Изменить размер шрифта - +

На «добрых людей» этот порыв сердечный, искренне-юродский, должного впечатления не производит, разве что посмеивается кто-нибудь привычно.

— Будя тебе, дядь Назар, вставай! — кричат покаянному дедуле. — Иди выпьем, да блином закусим!

Проворно семенит дядя Назар к веселой компании возле столика, отряхает с пылающей хари налипшее грязные комья.

— Прости, Оля, — кланяется бабушке какая-то щуплая, согбенная тетка.

— Бог простит, и ты прости меня, Ксеня, — чинно ответствует бабушка.

Они обнимаются, целуются.

— Прощеное воскресенье сегодня, Сашик, все друг у друга прощение просят, — говорит бабушка.

Но у меня при этом она почему-то прощенья не просит.

— А как же проводы зимы?
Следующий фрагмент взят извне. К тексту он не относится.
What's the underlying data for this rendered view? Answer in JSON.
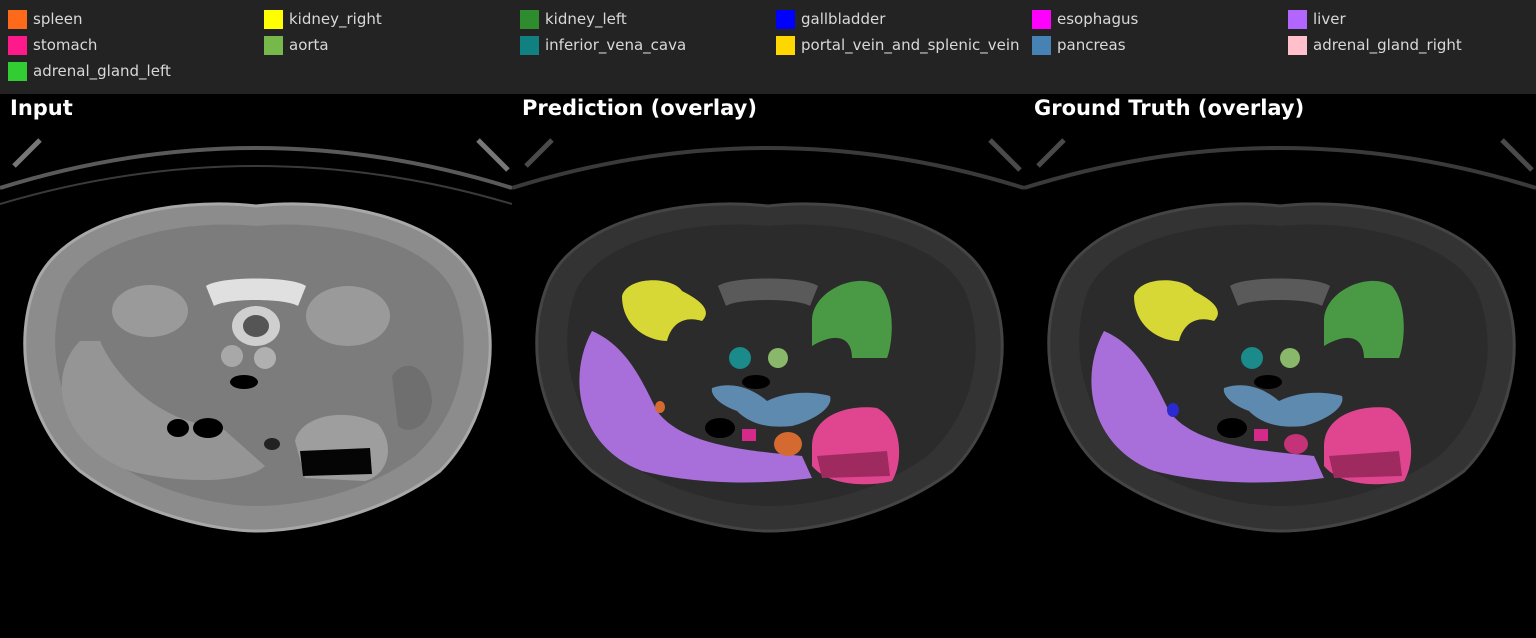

Ты обещала! — куксюсь я притворно — мне так радостно, что тянет подурачиться.

— Будут, будут проводы зимы, сегодня Маслену скатывают.
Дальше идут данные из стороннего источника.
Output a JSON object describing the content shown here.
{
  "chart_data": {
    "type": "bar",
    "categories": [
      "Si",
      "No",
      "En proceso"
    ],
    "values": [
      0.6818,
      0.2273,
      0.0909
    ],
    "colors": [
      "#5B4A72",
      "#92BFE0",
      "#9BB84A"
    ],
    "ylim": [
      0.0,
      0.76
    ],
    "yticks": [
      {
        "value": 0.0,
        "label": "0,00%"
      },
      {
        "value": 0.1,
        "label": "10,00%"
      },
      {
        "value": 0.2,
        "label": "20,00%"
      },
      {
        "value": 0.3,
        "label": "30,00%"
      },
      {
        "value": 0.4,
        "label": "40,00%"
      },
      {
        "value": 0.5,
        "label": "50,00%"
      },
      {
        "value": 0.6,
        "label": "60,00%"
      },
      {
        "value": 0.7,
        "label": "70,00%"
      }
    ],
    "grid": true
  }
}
Я не успеваю спросить, что значит — скатывают, потому что… разеваю рот в изумлении и восхищении.

Во всю ширь мостовой идет-грядет вереница ряженых. Предваряет их знаменитый на весь город юродивый по прозвищу Безлобый — с неизменной своей гармошкой, наяривает что есть мочи рвущий нутро напев, чуть не за спину свою худющую, с ходуном ходящими лопатками, растягивает мехи… Безлобый — это Божий человек с нашего квартала, из двухэтажного бревенчатого дома, возле заросшей детской площадки. У него и впрямь чуб растет от самой переносицы. Безлобый не говорит даже, а давится исторгаемыми из глотки утробными звуками, мычит да подвывает, но человек он безобидный: сидит себе под крыльцом почерневшим на приступочке, уткнется в гармошку свою и играет неспешно, задумчиво.
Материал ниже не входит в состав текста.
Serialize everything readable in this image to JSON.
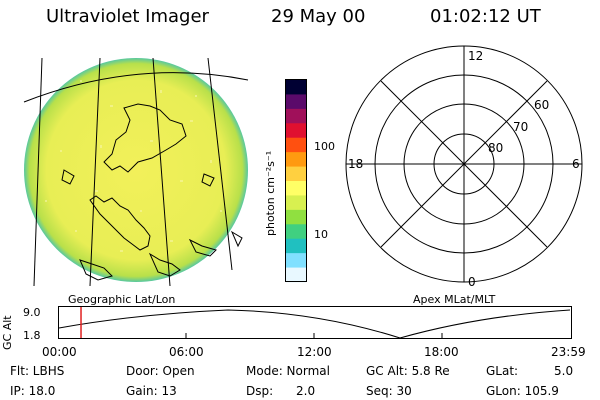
{
  "header": {
    "title": "Ultraviolet Imager",
    "date": "29 May 00",
    "time": "01:02:12 UT"
  },
  "colorbar": {
    "label": "photon cm⁻²s⁻¹",
    "ticks": [
      "100",
      "10"
    ],
    "colors": [
      "#000033",
      "#5a0a6a",
      "#a0105a",
      "#e01030",
      "#ff5010",
      "#ff9a10",
      "#ffd040",
      "#ffff66",
      "#d8f050",
      "#90e040",
      "#40d080",
      "#20c0c0",
      "#80e0ff",
      "#e8f8ff"
    ]
  },
  "polar": {
    "labels": {
      "top": "12",
      "left": "18",
      "right": "6",
      "bottom": "0"
    },
    "rings": [
      "60",
      "70",
      "80"
    ]
  },
  "map_label": "Geographic Lat/Lon",
  "polar_label": "Apex MLat/MLT",
  "orbit": {
    "ylabel": "GC Alt",
    "ymax": "9.0",
    "ymin": "1.8",
    "x_ticks": [
      "00:00",
      "06:00",
      "12:00",
      "18:00",
      "23:59"
    ],
    "current_time_fraction": 0.043
  },
  "info": {
    "flt": "Flt: LBHS",
    "ip": "IP: 18.0",
    "door": "Door: Open",
    "gain": "Gain: 13",
    "mode": "Mode: Normal",
    "dsp": "Dsp:",
    "dsp_val": "2.0",
    "gcalt": "GC Alt: 5.8 Re",
    "seq": "Seq: 30",
    "glat": "GLat:",
    "glat_val": "5.0",
    "glon": "GLon: 105.9"
  }
}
Чуть отстает от Безлобого, сипит и задыхается от ходьбы красный командир Гунявый — толстый дядька в коричневой брезентовой дерюге, голова повязана тряпкой, за плечами вещмешок наподобие сумки почтальона, а торчат из этого мешка всякие дощечки да палочки, их Гунявый собирает повсюду. Он верещит время от времени грозно: «Бери-бери-бери!», грозит кому-то штакетиной.

Я всегда боялся этого дядьку с медно-самоварной ряшкой, его требовательного, похожего на боевой клич, верещанья.

— Он командиром был в войну, его в голову ранило, никогда не обижай заслуженного человека, Саша, — наставляла меня бабушка.

Куда уж мне его обижать! Мне не обижать, а отбежать бы от Гунявого подальше всякий раз, как он (всегда внезапно) оказывается рядом.

Но в этот раз я лишь мельком подмечаю Безлобого и Гунявого, потому что все внимание мое, да и всех толп народа вдоль мостовой, обращено совсем на других существ. За двумя юродивыми шествуют на высоченных струганных шестах скоморохи — в красных сапожках с загнутыми носками, в красно-желтых кафтанчиках, в колпаках с бахромой…

— На ходулях, на ходулях! — кричат все вокруг.

И бабушка вторит народу:

— На ходулях, Сашик, смотри!

Гигантскими шагами, как в детской игре, идут величаво скоморохи. За ними, на фанерной огромной расписной печке-лежанке, едет лежа Емеля из сказки — пьяненький, поющий что-то и прикладывающийся то и дело к бутылке с вином. Его почему-то кличут Лёхой.

А за печкой нарядной, что подрагивает на колесах, возвышается на широкой деревянной платформе сама Зимушка-Зима — об этом взахлеб, надтреснуто и с ухлюпами вещает громкоговоритель на столбе:

— Встречайте, люди добрые, Зимушку-Зиму! Да провожайте ее с миром, дорогие егорьевцы! Спасибо тебе, зимушка-зима, что не очень лютая была! Спасибо, что приходила в гости к нам, да еще спасибо, что уходишь!

Мужики и бабы, что выпивают поодаль, вдруг как грянут:

— Ох ты зимушка-зима, ты морозная была!

Бабушка недовольно супится:

— Ерунду говорят какую-то по радево… За что же зиме спасибо-то говорить? Скорей бы уж растеплилось, надоело печку топить… У всех газ теперь, вот и бесятся с жиру, это ж надо придумать — зиме спасибо говорить! И не Зима это вовсе едет, Сашуля, а это Масленица.